The ship of course lost her time while unshipping the old propeller and shipping the new. Because of this the libellant claims damages for three and a half days, based upon the average of her earnings for three and a half years before. Its position is that she is entitled to this, regardless of whether she would have been employed during the first three and a half days after she reached Trieste, or during any three and a half days thereafter. She reached Trieste after touching at several ports of call on January 27, 1926 and did not leave until March 10th on a fixture to Bombay. Meanwhile she had been repaired at Trieste and it is of course possible that the repairs continued until March 10th, so that she might have gone on hire on the 6th, had she not been delayed in New York. But there is no such evidence, and it is extremely unlikely that her repairs should have taken five weeks, or that the voyage to Bombay was open to her before March 10th. On this record she was idle more days than those which she had lost; prima facie she suffered no loss and she ought to recover no damages. The libellant appears to suppose that there are absolute rules applicable to detention which take it out of the usual principle that damages are only for indemnity. It is at times hard to say how much an owner has lost, but no case holds, when it affirmatively appears that he has lost nothing, that he can recover. The Conqueror, 166 U.S. 110, 125, 133, 17 S.Ct. 510, 41 L.Ed. 937, very clearly lays it down that the only basis for damages is proven loss of profits, and while Brooklyn Eastern District Terminal v. United States, 287 U.S. 170, 175, 53 S.Ct. 103, 104, 77 L. Ed. 240, questioned this in the case of yachts, it has never been doubted as to commercial vessels. We have repeatedly so held. The North Star, 2 Cir., 151 F. 168; The Winfield S. Cahill, 2 Cir., 258 F. 318; Newtown Creek Towing Co. v. New York, 2 Cir., 23 F.2d 486; The James McWilliams, 2 Cir., 42 F.2d 130; The Glendola, 2 Cir., 47 F.2d 206. We affirm the denial of any detention award.

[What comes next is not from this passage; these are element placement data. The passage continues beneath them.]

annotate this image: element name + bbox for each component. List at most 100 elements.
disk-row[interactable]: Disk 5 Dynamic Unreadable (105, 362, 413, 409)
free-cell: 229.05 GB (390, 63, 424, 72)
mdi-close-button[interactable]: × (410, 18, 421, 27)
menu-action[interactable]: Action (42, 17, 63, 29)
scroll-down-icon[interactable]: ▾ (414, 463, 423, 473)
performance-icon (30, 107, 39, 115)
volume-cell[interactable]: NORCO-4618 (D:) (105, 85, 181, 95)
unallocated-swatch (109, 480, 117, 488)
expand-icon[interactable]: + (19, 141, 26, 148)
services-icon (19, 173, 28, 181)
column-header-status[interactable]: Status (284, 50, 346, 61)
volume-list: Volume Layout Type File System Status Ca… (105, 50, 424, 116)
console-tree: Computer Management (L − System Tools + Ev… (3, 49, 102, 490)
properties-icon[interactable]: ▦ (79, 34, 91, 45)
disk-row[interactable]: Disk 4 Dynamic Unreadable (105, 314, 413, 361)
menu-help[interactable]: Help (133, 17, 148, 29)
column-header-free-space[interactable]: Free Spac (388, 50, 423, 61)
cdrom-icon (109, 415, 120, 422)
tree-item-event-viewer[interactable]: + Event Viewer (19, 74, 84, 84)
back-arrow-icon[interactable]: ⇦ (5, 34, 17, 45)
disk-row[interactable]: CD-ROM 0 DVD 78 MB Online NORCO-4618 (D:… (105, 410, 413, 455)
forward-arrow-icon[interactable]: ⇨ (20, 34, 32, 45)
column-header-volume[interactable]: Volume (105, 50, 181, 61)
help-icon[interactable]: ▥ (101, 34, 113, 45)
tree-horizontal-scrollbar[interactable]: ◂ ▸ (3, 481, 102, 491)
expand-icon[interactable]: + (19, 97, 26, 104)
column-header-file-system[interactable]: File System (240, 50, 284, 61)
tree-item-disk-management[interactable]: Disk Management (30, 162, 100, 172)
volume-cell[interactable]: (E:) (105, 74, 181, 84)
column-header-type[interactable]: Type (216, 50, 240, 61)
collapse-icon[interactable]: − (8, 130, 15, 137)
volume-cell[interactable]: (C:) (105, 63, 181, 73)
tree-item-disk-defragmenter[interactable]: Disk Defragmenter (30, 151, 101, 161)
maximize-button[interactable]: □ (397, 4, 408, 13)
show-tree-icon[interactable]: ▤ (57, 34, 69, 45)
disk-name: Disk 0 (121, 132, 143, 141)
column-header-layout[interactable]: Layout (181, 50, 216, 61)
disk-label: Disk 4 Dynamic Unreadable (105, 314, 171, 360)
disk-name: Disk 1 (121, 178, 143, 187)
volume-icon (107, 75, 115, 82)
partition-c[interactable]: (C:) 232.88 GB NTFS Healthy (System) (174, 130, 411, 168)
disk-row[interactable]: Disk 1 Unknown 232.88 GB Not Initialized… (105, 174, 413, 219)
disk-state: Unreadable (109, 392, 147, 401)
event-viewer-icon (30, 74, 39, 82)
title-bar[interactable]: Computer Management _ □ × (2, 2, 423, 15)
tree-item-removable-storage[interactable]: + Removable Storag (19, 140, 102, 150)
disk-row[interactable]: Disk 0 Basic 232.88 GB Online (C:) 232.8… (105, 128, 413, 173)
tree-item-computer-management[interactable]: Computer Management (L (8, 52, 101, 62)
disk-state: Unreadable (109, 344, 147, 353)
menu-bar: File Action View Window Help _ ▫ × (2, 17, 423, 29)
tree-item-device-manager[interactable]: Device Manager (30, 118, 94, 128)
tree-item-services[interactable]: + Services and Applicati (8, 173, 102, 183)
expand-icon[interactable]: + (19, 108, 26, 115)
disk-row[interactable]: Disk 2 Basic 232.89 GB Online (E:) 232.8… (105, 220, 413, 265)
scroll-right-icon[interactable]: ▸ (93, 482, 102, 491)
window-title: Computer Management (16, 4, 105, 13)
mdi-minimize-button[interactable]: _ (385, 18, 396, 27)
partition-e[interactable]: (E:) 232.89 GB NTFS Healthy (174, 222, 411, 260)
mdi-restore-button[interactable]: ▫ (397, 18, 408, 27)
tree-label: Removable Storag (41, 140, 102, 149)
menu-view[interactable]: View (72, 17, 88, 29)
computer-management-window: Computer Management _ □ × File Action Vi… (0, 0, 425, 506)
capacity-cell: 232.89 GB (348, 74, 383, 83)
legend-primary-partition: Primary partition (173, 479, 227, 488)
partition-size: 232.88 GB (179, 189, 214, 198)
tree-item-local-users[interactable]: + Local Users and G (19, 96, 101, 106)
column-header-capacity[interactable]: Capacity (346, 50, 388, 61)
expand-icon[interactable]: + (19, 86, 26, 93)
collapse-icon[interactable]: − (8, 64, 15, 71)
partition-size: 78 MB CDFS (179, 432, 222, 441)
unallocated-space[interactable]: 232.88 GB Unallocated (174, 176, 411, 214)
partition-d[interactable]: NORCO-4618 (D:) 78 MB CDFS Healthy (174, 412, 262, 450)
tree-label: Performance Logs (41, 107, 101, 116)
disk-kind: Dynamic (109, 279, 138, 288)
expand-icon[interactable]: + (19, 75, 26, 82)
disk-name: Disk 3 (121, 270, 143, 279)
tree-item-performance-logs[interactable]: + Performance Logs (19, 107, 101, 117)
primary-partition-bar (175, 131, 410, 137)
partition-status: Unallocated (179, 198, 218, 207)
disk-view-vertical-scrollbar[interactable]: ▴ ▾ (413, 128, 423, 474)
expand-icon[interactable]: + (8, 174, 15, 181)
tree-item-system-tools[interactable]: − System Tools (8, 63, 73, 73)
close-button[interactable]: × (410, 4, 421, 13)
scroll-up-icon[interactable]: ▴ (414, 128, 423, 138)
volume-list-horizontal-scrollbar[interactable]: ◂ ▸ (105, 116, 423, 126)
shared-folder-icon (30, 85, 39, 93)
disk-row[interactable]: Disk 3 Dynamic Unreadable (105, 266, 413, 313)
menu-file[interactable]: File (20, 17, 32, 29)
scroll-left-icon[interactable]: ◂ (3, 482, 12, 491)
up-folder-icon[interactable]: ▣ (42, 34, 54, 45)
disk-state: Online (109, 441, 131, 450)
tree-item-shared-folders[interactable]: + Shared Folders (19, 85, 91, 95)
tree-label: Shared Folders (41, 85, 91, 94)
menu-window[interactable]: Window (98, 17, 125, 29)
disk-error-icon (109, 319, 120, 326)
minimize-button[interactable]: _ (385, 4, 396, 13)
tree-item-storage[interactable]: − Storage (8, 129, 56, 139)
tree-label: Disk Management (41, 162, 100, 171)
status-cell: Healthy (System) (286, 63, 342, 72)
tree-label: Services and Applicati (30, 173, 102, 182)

The decree is modified (1) by crediting to the claimant $75 upon the old propeller; (2) by cutting the award for Ross's fee to $25, and the fee for agent's services to $118.47 (subject to recomputation); (3) by disallowing the award of $35 for the fee of Lloyd's. Otherwise the decree is affirmed. The libellant will recover its costs and disbursements in this court.

Decree modified as above stated.


* Rehearing denied, The Russell No. 3, ___ F.2d ___.